One of the other cool new logs, as it relates to servicing, is the new sessions.xml log. Located in the \Windows\servicing\sessions directory, its a log of all of the different transactions that happen on the machine from a servicing perspective. A small snippet of a log is seen below:
- <Session version="1.0" id="30018265_436341867" client="WindowsUpdateAgent" options="816" currentPhase="1" lastSuccessfulState="Complete" pendingFollower="false" retry="true" Queued="2009/07/22/10:31:30" Started="2009/07/22/10:31:32" Complete="2009/07/22/10:31:45" status="0x0">
- <Phase seq="1">
<package id="Package_for_KB972636~31bf3856ad364e35~amd64~~220.127.116.11" name="KB972636" targetState="Installed" options="4" />
- <Phase seq="1" rebootRequired="false" Resolved="2009/07/22/10:31:38" Staged="2009/07/22/10:31:39" Installed="2009/07/22/10:31:44">
<Resolve package="Package_1_for_KB972636~31bf3856ad364e35~amd64~~18.104.22.168" update="972636-1_neutral_LDR" />
<Stage package="Package_1_for_KB972636~31bf3856ad364e35~amd64~~22.214.171.124" update="972636-1_neutral_LDR" />
<Install package="Package_1_for_KB972636~31bf3856ad364e35~amd64~~126.96.36.199" update="972636-1_neutral_LDR" />
Because this is log is in XML, you can collapse all but the transactions that you are interested in seeing. The one thing I like about this log is that it tells you exactly what is happening with each package in a particular fix or update.
For example, in the sample above you can see that KB972636 was installed on this machine recently. It was installed by the WindowsUpdate Agent and it did not require a reboot. This is all really good information to know when trying to troubleshoot an issue with servicing in Win7. Using this, you might be able to tell if a particular package didn’t get staged properly. Or, if a reboot was required and you’re in a reboot loop issue, then you know that you can use the new DISM /revertpendingactions flag and roll yourself back.
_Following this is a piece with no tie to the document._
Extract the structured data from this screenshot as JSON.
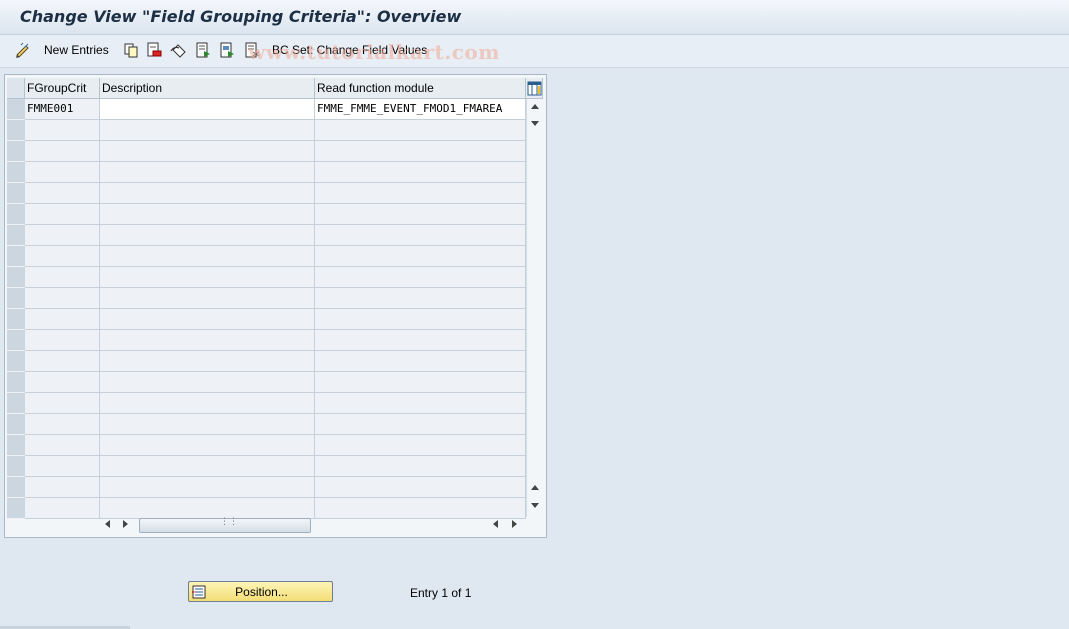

During startup or shutdown, when a servicing operation is in progress, the system displays "Installing update X of Y". This always leaves me wondering - "what are these updates?". It would be nice if this sessions.xml data could be piped to the screen in some appropriate format, so the user might have some understanding of what updates were being installed, return codes and reboot required status, etc.
There is a Group Policy to enable verbose startup, shutdown, logon and logoff messages:
My request is there be an equivalent policy for servicing messages. Example name:
Having this extra log file is great, if you know it exists, but the servicing summaries in this xml file could be at least as useful if they were displayed during or at end of a servicing operation. At the very least, having something to read on the screen might decrease the subjective time taken to install.
Thanks for the idea Drew. I like that. I'll see what I can about getting something like that on the radar.
Thanks Joseph. IMO, verbose messaging (of any type), should be enabled by default during any Setup pass, and on any boot cycle that an Administrator is auto-logged-on. Except for the Home SKUs perhaps.
I agree COMPLETELY with the above pipe-to-screen suggestion! The trend of ever-increasing difficulty in diagnosing Windows is creating a bit of a disturbing "gap" of people that would otherwise be interested in understanding Windows internals, but can't find the right place to look (and the event viewer has gotten to be a kludgey,slow-loading nightmare of a last-resort tool)! With the log files and status information tucked away neatly into a distant corner of the file system, it's a bit of a steep learning curve for newcomers to really understand how to fix some pretty basic Windows problems.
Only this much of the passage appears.